Despite early initial successes with its new business model in late 2001, the Company's bookings had stalled during Q1 2002. This of course corresponded to the general economic downturn started in March 2001 during Bush 43's first year.

Having changed its business model, the Company's VP Marketing and his CEO began bringing on new members of the Company's Technical Advisory Board. The Consultant agreed to join the Board.

For two months during Q1 2002, the Consultant served on the Board and simultaneously provided pro bono advice and counsel to the Company's sales department regarding how to approach certain major accounts in the EDA industry, since the Consultant had spent the last six and a half years in EDA prior to forming his current consulting practice in 1996.

In April 2002, the Company CEO desired more attention and hands-on business development services from the Consultant, and accordingly a part-time consulting engagement was started. The Company's sales department was under-staffed and youthful, and thus it required experienced day-to-day tactical guidance, as well as strategic direction. Because of the Company's low revenue and relatively high burn status, the Consultant agreed to a low fixed remuneration and an incentive structure based on actual bookings results, along with an appropriate equity stake.

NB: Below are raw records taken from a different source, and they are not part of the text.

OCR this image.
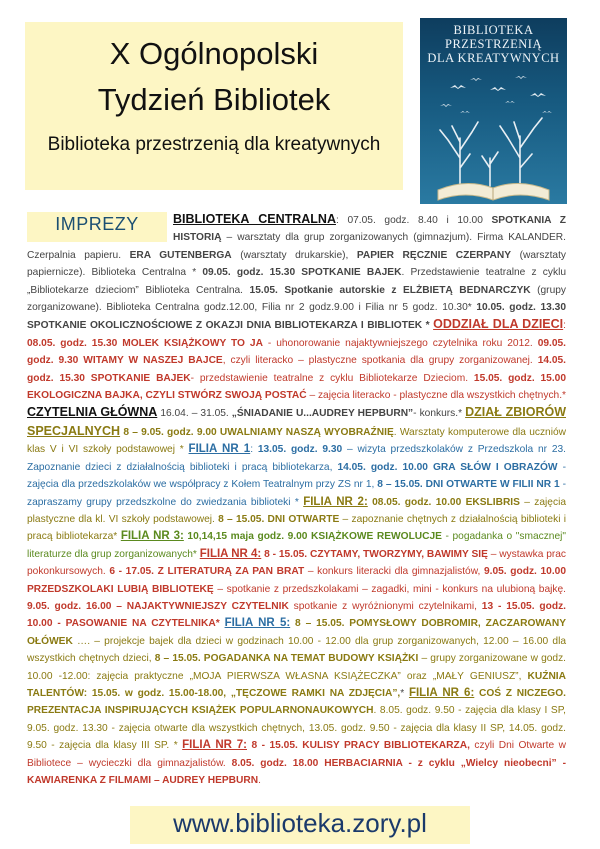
X Ogólnopolski
Tydzień Bibliotek
Biblioteka przestrzenią dla kreatywnych
BIBLIOTEKA
PRZESTRZENIĄ
DLA KREATYWNYCH
IMPREZY	BIBLIOTEKA CENTRALNA: 07.05. godz. 8.40 i 10.00 SPOTKANIA Z HISTORIĄ – warsztaty dla grup zorganizowanych (gimnazjum). Firma KALANDER. Czerpalnia papieru. ERA GUTENBERGA (warsztaty drukarskie), PAPIER RĘCZNIE CZERPANY (warsztaty papiernicze). Biblioteka Centralna * 09.05. godz. 15.30 SPOTKANIE BAJEK. Przedstawienie teatralne z cyklu „Bibliotekarze dzieciom” Biblioteka Centralna. 15.05. Spotkanie autorskie z ELŻBIETĄ BEDNARCZYK (grupy zorganizowane). Biblioteka Centralna godz.12.00, Filia nr 2 godz.9.00 i Filia nr 5 godz. 10.30* 10.05. godz. 13.30 SPOTKANIE OKOLICZNOŚCIOWE Z OKAZJI DNIA BIBLIOTEKARZA I BIBLIOTEK * ODDZIAŁ DLA DZIECI: 08.05. godz. 15.30 MOLEK KSIĄŻKOWY TO JA - uhonorowanie najaktywniejszego czytelnika roku 2012. 09.05. godz. 9.30 WITAMY W NASZEJ BAJCE, czyli literacko – plastyczne spotkania dla grupy zorganizowanej. 14.05. godz. 15.30 SPOTKANIE BAJEK- przedstawienie teatralne z cyklu Bibliotekarze Dzieciom. 15.05. godz. 15.00 EKOLOGICZNA BAJKA, CZYLI STWÓRZ SWOJĄ POSTAĆ – zajęcia literacko - plastyczne dla wszystkich chętnych.* CZYTELNIA GŁÓWNA 16.04. – 31.05. „ŚNIADANIE U...AUDREY HEPBURN”- konkurs.* DZIAŁ ZBIORÓW SPECJALNYCH 8 – 9.05. godz. 9.00 UWALNIAMY NASZĄ WYOBRAŹNIĘ. Warsztaty komputerowe dla uczniów klas V i VI szkoły podstawowej * FILIA NR 1: 13.05. godz. 9.30 – wizyta przedszkolaków z Przedszkola nr 23. Zapoznanie dzieci z działalnością biblioteki i pracą bibliotekarza, 14.05. godz. 10.00 GRA SŁÓW I OBRAZÓW - zajęcia dla przedszkolaków we współpracy z Kołem Teatralnym przy ZS nr 1, 8 – 15.05. DNI OTWARTE W FILII NR 1 - zapraszamy grupy przedszkolne do zwiedzania biblioteki * FILIA NR 2: 08.05. godz. 10.00 EKSLIBRIS – zajęcia plastyczne dla kl. VI szkoły podstawowej. 8 – 15.05. DNI OTWARTE – zapoznanie chętnych z działalnością biblioteki i pracą bibliotekarza* FILIA NR 3: 10,14,15 maja godz. 9.00 KSIĄŻKOWE REWOLUCJE - pogadanka o "smacznej" literaturze dla grup zorganizowanych* FILIA NR 4: 8 - 15.05. CZYTAMY, TWORZYMY, BAWIMY SIĘ – wystawka prac pokonkursowych. 6 - 17.05. Z LITERATURĄ ZA PAN BRAT – konkurs literacki dla gimnazjalistów, 9.05. godz. 10.00 PRZEDSZKOLAKI LUBIĄ BIBLIOTEKĘ – spotkanie z przedszkolakami – zagadki, mini - konkurs na ulubioną bajkę. 9.05. godz. 16.00 – NAJAKTYWNIEJSZY CZYTELNIK spotkanie z wyróżnionymi czytelnikami, 13 - 15.05. godz. 10.00 - PASOWANIE NA CZYTELNIKA* FILIA NR 5: 8 – 15.05. POMYSŁOWY DOBROMIR, ZACZAROWANY OŁÓWEK …. – projekcje bajek dla dzieci w godzinach 10.00 - 12.00 dla grup zorganizowanych, 12.00 – 16.00 dla wszystkich chętnych dzieci, 8 – 15.05. POGADANKA NA TEMAT BUDOWY KSIĄŻKI – grupy zorganizowane w godz. 10.00 -12.00: zajęcia praktyczne „MOJA PIERWSZA WŁASNA KSIĄŻECZKA” oraz „MAŁY GENIUSZ”, KUŹNIA TALENTÓW: 15.05. w godz. 15.00-18.00, „TĘCZOWE RAMKI NA ZDJĘCIA”,* FILIA NR 6: COŚ Z NICZEGO. PREZENTACJA INSPIRUJĄCYCH KSIĄŻEK POPULARNONAUKOWYCH. 8.05. godz. 9.50 - zajęcia dla klasy I SP, 9.05. godz. 13.30 - zajęcia otwarte dla wszystkich chętnych, 13.05. godz. 9.50 - zajęcia dla klasy II SP, 14.05. godz. 9.50 - zajęcia dla klasy III SP. * FILIA NR 7: 8 - 15.05. KULISY PRACY BIBLIOTEKARZA, czyli Dni Otwarte w Bibliotece – wycieczki dla gimnazjalistów. 8.05. godz. 18.00 HERBACIARNIA - z cyklu „Wielcy nieobecni” - KAWIARENKA Z FILMAMI – AUDREY HEPBURN.
www.biblioteka.zory.pl
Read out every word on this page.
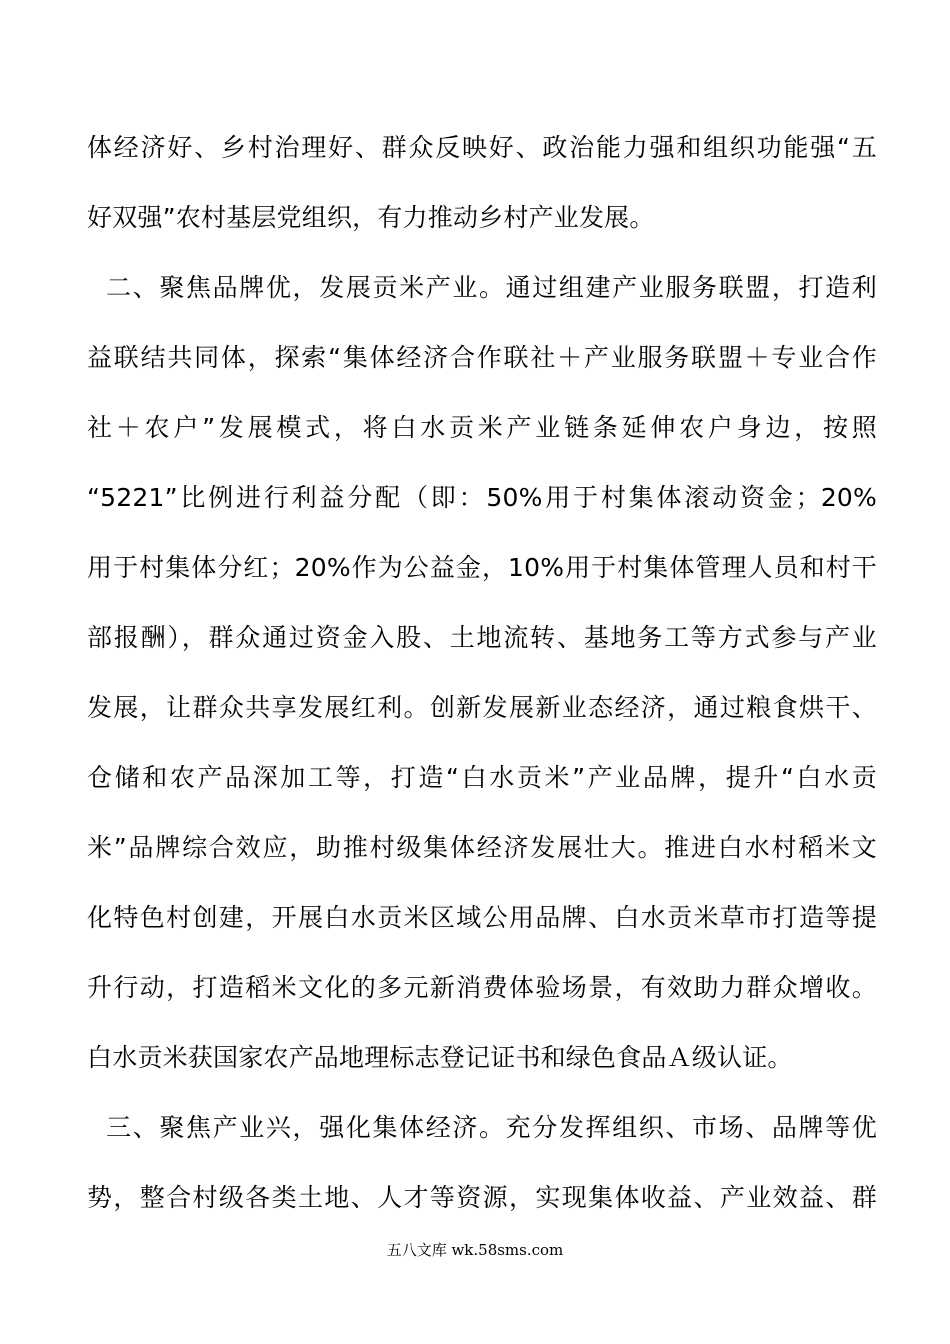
体经济好、乡村治理好、群众反映好、政治能力强和组织功能强“五
好双强”农村基层党组织，有力推动乡村产业发展。
二、聚焦品牌优，发展贡米产业。通过组建产业服务联盟，打造利
益联结共同体，探索“集体经济合作联社＋产业服务联盟＋专业合作
社＋农户”发展模式，将白水贡米产业链条延伸农户身边，按照
“5221”比例进行利益分配（即：50%用于村集体滚动资金；20%
用于村集体分红；20%作为公益金，10%用于村集体管理人员和村干
部报酬），群众通过资金入股、土地流转、基地务工等方式参与产业
发展，让群众共享发展红利。创新发展新业态经济，通过粮食烘干、
仓储和农产品深加工等，打造“白水贡米”产业品牌，提升“白水贡
米”品牌综合效应，助推村级集体经济发展壮大。推进白水村稻米文
化特色村创建，开展白水贡米区域公用品牌、白水贡米草市打造等提
升行动，打造稻米文化的多元新消费体验场景，有效助力群众增收。
白水贡米获国家农产品地理标志登记证书和绿色食品Ａ级认证。
三、聚焦产业兴，强化集体经济。充分发挥组织、市场、品牌等优
势，整合村级各类土地、人才等资源，实现集体收益、产业效益、群
五八文库 wk.58sms.com
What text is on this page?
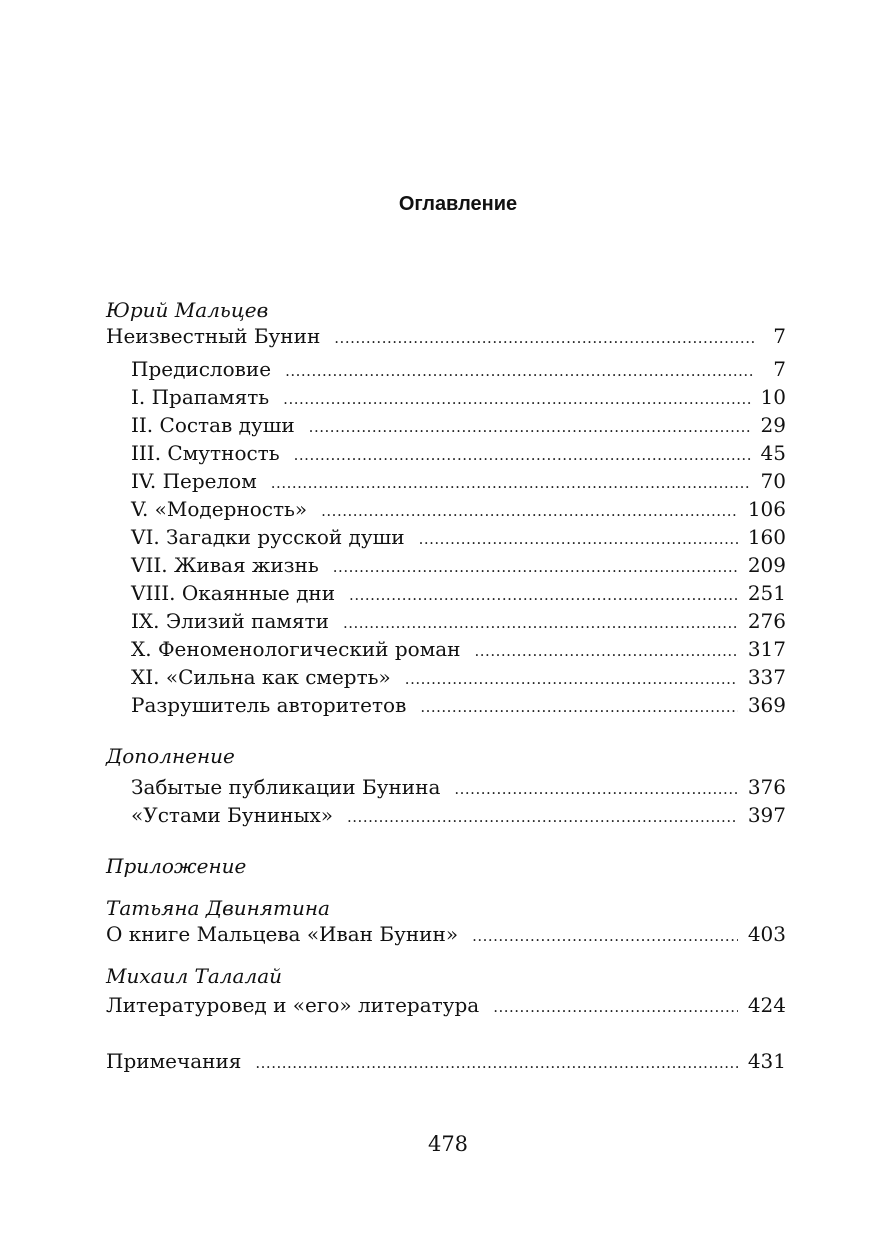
Оглавление
Юрий Мальцев
Неизвестный Бунин .....	7
Предисловие .....	7
I. Прапамять .....	10
II. Состав души .....	29
III. Смутность .....	45
IV. Перелом .....	70
V. «Модерность» .....	106
VI. Загадки русской души .....	160
VII. Живая жизнь .....	209
VIII. Окаянные дни .....	251
IX. Элизий памяти .....	276
X. Феноменологический роман .....	317
XI. «Сильна как смерть» .....	337
Разрушитель авторитетов .....	369
Дополнение
Забытые публикации Бунина .....	376
«Устами Буниных» .....	397
Приложение
Татьяна Двинятина
О книге Мальцева «Иван Бунин» .....	403
Михаил Талалай
Литературовед и «его» литература .....	424
Примечания .....	431
478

Within two months, the first new order for software and services from a major EDA player was on the table. Over the next two months, the Consultant identified and cultivated over two dozen bona fide opportunities with total revenue potential of over $2 million. In addition, the Consultant quietly helped install enhanced management processes and disciplines inside the Company's operations.

At the appropriate time, the Consultant carefully transferred his accounts over to permanent sales resources of the Company and he returned to the Consultant's previous pro bono role on the Technical Advisory Board, continuing to provide advice and counsel to the permanent staff for several months going forward to ensure the harvesting of the revenue associated with the teed-up accounts.

Prognosis for the Company as of Q4 2002 was very positive indeed.

Some months later, the Company merged with another like-sized local private enterprise. The nature and success potential of the new, merged private entity are now in the hands of new management and a new Board of Directors.